The calculation of weekly benefits includes weeks not worked or only worked part-time before a claim, so a few weeks with low earnings can dramatically reduce average earnings over the 26-week period. This formula discriminates against workers – typically women – with unstable earnings patterns because they work on call, in casual or temporary work. The amount of benefit should be calculated on the best 12 weeks of earnings of the previous 26, so as to allow flexibility to take part-time jobs.
Such measures would strengthen Employment Insurance, but would still leave many unemployed without coverage. Canada’s entire support system for the unemployed – welfare as well as Employment Insurance – needs to be re-examined through a joint review by the federal, provincial and territorial governments.
Here is a bold new idea: Ottawa should create a new program to complement a stronger Employment Insurance system. The new scheme would pay temporary and time-limited benefits to unemployed workers with low or modest incomes who cannot qualify for Employment Insurance. The new program would prevent tens of thousands of the unemployed from falling onto job-destroying provincial welfare rolls.
Employment Insurance’s financing also needs reform. There is no viable premium-setting policy today: Ottawa makes ad hoc decisions every year, inevitably politicizing the rate decision.
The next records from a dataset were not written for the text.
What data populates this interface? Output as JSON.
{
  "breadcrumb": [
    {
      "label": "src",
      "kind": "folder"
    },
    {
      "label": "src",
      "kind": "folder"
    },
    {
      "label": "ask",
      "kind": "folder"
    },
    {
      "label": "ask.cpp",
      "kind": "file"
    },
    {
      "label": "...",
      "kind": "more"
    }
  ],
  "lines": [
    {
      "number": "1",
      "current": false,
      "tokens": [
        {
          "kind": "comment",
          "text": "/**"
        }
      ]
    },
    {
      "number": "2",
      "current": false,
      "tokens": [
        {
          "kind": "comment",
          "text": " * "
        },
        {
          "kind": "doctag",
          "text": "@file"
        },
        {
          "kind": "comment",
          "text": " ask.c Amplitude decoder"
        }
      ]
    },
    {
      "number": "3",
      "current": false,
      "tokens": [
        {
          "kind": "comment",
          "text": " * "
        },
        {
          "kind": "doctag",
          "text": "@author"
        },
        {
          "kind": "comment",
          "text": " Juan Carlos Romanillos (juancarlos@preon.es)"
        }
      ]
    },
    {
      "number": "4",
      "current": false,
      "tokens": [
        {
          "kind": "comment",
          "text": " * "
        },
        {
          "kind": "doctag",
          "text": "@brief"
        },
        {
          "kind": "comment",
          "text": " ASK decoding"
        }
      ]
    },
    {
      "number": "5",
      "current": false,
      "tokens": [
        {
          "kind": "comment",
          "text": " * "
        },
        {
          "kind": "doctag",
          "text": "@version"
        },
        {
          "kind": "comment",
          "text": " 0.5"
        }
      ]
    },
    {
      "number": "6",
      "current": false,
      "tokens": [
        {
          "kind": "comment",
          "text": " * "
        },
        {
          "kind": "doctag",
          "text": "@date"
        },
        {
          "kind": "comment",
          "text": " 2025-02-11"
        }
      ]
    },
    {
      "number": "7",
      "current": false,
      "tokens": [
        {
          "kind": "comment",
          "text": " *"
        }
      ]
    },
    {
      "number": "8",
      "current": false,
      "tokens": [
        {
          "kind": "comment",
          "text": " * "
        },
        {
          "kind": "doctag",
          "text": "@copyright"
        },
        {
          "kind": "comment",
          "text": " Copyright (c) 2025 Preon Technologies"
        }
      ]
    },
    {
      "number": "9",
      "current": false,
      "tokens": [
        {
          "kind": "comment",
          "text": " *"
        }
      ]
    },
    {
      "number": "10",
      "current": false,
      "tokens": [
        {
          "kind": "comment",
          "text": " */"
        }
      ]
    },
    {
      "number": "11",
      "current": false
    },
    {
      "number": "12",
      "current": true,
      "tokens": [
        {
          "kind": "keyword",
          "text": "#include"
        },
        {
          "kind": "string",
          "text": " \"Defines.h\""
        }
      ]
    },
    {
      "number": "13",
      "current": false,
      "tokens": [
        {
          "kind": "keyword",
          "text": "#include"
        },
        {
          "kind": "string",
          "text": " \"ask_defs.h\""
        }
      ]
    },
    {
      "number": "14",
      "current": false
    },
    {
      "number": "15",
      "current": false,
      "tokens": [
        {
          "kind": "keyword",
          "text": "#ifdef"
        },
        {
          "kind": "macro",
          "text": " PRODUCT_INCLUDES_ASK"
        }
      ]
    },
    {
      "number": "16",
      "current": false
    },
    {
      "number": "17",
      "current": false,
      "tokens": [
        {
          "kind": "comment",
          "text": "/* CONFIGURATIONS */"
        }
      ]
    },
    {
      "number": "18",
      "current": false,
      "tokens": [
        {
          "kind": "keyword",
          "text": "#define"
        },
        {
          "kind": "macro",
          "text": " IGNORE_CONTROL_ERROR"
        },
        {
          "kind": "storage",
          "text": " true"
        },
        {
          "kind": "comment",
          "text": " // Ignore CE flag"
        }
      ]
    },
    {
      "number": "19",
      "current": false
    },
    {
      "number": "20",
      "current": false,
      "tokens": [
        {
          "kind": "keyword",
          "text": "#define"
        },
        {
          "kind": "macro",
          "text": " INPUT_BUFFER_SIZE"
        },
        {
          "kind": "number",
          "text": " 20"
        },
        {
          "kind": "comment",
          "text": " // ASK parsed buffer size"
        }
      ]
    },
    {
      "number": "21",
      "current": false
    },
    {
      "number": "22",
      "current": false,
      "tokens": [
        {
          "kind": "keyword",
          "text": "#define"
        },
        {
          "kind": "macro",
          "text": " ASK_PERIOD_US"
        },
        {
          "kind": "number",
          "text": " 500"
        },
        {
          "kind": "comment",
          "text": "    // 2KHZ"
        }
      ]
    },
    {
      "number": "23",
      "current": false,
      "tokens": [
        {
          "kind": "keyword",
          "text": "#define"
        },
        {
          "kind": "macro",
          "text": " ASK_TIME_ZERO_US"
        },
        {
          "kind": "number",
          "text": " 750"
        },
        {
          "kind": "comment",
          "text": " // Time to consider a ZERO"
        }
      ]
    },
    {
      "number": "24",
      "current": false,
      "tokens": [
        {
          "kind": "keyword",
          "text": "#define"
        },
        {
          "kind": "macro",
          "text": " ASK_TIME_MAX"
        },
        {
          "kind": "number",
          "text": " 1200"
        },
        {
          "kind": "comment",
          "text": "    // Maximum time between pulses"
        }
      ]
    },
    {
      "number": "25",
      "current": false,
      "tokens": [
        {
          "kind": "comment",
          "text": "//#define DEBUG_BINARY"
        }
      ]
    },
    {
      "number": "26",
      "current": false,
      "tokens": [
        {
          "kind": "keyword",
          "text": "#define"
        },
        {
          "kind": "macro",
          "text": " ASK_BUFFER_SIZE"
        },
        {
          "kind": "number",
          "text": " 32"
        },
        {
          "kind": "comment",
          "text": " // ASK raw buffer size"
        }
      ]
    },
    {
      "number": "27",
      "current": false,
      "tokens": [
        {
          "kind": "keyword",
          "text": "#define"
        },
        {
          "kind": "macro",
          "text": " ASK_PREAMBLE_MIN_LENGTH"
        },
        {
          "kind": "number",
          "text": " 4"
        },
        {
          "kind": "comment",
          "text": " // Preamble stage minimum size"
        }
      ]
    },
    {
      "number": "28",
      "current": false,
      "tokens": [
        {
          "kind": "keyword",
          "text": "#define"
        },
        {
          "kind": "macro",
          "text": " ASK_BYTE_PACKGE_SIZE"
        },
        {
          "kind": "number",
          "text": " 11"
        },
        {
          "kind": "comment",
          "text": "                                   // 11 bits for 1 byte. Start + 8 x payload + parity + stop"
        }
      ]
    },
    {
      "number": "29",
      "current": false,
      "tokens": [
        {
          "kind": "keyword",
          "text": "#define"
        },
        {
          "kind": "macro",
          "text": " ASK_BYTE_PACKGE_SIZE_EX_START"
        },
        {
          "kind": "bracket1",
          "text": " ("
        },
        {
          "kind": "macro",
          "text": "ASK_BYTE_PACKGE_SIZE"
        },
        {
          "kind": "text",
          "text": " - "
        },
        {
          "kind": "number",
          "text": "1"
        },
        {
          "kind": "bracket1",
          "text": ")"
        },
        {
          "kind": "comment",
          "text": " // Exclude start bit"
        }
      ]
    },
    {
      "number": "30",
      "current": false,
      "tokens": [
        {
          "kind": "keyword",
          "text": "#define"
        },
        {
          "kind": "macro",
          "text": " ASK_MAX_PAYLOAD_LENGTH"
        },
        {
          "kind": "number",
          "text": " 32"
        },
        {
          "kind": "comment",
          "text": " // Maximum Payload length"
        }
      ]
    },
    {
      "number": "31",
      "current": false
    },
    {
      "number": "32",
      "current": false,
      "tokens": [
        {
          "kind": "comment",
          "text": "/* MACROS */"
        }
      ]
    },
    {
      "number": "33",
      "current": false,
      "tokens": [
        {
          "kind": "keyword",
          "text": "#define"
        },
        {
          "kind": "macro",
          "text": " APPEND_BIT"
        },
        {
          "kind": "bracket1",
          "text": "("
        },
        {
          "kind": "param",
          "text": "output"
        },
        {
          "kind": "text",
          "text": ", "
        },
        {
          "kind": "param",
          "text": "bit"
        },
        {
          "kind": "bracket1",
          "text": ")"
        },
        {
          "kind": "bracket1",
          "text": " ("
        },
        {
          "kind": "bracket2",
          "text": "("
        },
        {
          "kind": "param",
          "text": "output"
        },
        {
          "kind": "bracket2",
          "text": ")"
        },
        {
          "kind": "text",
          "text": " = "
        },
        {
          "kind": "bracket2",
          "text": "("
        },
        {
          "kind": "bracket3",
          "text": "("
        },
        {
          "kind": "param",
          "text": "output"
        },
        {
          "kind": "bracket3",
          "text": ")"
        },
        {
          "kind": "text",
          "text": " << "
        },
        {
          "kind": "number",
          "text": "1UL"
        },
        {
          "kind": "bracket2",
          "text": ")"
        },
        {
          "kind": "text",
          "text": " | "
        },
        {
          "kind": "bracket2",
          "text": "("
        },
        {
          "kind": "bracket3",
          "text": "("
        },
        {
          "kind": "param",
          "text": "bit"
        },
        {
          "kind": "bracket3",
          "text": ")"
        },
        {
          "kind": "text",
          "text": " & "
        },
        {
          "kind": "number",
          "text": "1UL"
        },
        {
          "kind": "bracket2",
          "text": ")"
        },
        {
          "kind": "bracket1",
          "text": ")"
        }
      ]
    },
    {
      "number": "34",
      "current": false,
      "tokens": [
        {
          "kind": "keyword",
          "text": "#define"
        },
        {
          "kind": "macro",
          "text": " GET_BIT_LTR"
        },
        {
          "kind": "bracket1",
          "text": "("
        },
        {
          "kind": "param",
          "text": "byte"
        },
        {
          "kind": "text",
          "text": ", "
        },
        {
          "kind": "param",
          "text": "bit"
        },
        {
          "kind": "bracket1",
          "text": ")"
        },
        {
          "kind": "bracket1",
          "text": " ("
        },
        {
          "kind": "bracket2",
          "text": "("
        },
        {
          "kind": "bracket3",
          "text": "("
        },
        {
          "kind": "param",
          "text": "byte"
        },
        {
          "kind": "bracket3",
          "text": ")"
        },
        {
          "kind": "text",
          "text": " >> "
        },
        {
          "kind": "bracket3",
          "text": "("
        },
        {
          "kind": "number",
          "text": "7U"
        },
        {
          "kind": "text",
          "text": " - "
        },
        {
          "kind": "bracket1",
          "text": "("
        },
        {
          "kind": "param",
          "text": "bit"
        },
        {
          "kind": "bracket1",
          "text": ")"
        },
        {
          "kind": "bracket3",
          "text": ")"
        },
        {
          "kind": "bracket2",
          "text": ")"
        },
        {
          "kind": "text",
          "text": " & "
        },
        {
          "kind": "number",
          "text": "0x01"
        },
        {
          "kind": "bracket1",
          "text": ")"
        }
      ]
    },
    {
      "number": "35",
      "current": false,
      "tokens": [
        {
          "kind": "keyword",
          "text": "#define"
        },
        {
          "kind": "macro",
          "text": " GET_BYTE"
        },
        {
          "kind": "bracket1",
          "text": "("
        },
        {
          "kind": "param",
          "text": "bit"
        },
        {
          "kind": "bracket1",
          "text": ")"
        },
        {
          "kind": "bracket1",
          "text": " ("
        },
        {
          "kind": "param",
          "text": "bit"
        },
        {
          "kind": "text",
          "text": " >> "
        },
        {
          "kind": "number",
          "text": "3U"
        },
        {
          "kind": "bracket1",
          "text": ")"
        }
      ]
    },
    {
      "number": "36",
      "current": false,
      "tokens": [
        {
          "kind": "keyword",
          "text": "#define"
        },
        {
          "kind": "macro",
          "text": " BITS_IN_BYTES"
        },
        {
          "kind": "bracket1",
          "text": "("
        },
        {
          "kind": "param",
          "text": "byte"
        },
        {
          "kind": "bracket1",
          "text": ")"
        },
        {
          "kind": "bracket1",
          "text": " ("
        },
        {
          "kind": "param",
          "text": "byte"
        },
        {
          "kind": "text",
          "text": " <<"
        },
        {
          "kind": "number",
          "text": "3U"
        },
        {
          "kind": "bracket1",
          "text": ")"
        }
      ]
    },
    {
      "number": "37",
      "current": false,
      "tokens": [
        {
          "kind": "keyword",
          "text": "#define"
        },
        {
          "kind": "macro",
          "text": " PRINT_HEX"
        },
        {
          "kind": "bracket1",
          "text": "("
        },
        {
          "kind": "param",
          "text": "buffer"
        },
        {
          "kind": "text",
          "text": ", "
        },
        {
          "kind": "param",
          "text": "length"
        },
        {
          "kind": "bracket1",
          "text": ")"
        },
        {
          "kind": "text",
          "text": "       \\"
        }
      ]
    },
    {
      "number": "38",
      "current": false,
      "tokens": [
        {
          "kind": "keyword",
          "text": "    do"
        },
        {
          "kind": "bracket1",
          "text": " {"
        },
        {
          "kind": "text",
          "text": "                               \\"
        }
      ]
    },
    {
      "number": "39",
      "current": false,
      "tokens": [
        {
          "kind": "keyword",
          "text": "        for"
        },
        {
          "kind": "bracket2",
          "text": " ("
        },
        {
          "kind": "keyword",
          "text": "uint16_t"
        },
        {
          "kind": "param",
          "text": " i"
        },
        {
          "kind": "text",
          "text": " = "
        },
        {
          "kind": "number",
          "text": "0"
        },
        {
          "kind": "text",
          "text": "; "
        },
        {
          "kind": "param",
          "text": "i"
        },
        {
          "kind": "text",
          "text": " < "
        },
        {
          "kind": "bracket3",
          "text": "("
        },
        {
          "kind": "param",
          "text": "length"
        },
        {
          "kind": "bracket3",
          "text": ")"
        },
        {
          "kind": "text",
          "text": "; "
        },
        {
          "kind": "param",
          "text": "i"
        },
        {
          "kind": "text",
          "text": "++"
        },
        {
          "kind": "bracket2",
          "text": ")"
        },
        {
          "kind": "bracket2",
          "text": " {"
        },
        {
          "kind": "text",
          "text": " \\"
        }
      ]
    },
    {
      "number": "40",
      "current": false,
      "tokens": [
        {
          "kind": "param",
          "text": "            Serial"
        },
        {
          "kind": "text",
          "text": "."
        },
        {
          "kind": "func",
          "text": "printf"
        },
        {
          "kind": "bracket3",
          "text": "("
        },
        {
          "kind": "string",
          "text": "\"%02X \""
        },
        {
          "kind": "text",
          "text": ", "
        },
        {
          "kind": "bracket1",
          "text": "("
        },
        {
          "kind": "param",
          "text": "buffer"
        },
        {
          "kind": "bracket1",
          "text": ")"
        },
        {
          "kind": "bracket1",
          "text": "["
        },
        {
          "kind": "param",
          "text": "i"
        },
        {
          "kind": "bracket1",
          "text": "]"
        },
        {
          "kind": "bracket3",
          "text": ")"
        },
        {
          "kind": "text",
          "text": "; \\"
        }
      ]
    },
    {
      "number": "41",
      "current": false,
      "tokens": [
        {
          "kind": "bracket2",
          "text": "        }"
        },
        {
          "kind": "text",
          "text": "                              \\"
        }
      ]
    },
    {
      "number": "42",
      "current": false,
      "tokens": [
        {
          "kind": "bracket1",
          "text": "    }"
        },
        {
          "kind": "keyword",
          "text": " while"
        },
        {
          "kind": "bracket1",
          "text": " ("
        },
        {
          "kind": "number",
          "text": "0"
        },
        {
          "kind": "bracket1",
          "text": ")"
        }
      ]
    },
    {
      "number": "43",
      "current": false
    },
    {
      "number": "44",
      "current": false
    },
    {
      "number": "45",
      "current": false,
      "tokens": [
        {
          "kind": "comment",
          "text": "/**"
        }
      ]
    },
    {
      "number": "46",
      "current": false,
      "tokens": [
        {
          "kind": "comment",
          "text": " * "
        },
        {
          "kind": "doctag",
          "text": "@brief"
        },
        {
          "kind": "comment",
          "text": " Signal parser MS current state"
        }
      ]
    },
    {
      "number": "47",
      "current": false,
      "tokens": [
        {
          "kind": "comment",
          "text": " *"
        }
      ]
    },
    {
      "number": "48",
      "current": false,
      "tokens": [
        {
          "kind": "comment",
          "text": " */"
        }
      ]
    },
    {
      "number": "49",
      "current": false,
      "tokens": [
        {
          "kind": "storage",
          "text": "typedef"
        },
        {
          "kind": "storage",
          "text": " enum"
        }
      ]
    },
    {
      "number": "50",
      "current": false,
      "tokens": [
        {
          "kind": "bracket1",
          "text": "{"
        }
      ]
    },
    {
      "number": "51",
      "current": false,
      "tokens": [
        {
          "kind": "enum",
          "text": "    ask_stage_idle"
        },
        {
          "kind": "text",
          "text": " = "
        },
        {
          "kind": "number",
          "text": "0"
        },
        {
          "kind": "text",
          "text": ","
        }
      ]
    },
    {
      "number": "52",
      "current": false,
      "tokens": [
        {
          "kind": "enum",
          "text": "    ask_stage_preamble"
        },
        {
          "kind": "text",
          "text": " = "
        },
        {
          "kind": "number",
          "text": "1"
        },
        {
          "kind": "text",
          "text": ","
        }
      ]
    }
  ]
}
The plan should be drawing down accumulated savings from premiums collected during flush years to pump money into the economy during the lean years, thereby helping thousands of businesses to stay afloat and their workers to remain employed. Premiums should be set higher in good economic times and lower when the going gets rough.
Just as we did during the 1930s, the Great Recession of 2009 can be an opportunity to reconstruct our social programs so that we come out of this crisis with a stronger social safety net, better adapted to the realities of a twenty-first century economy.
Michael Mendelson is senior scholar at the Caledon Institute of Social Policy, where Ken Battle and Sherri Torjman are president and vice-president.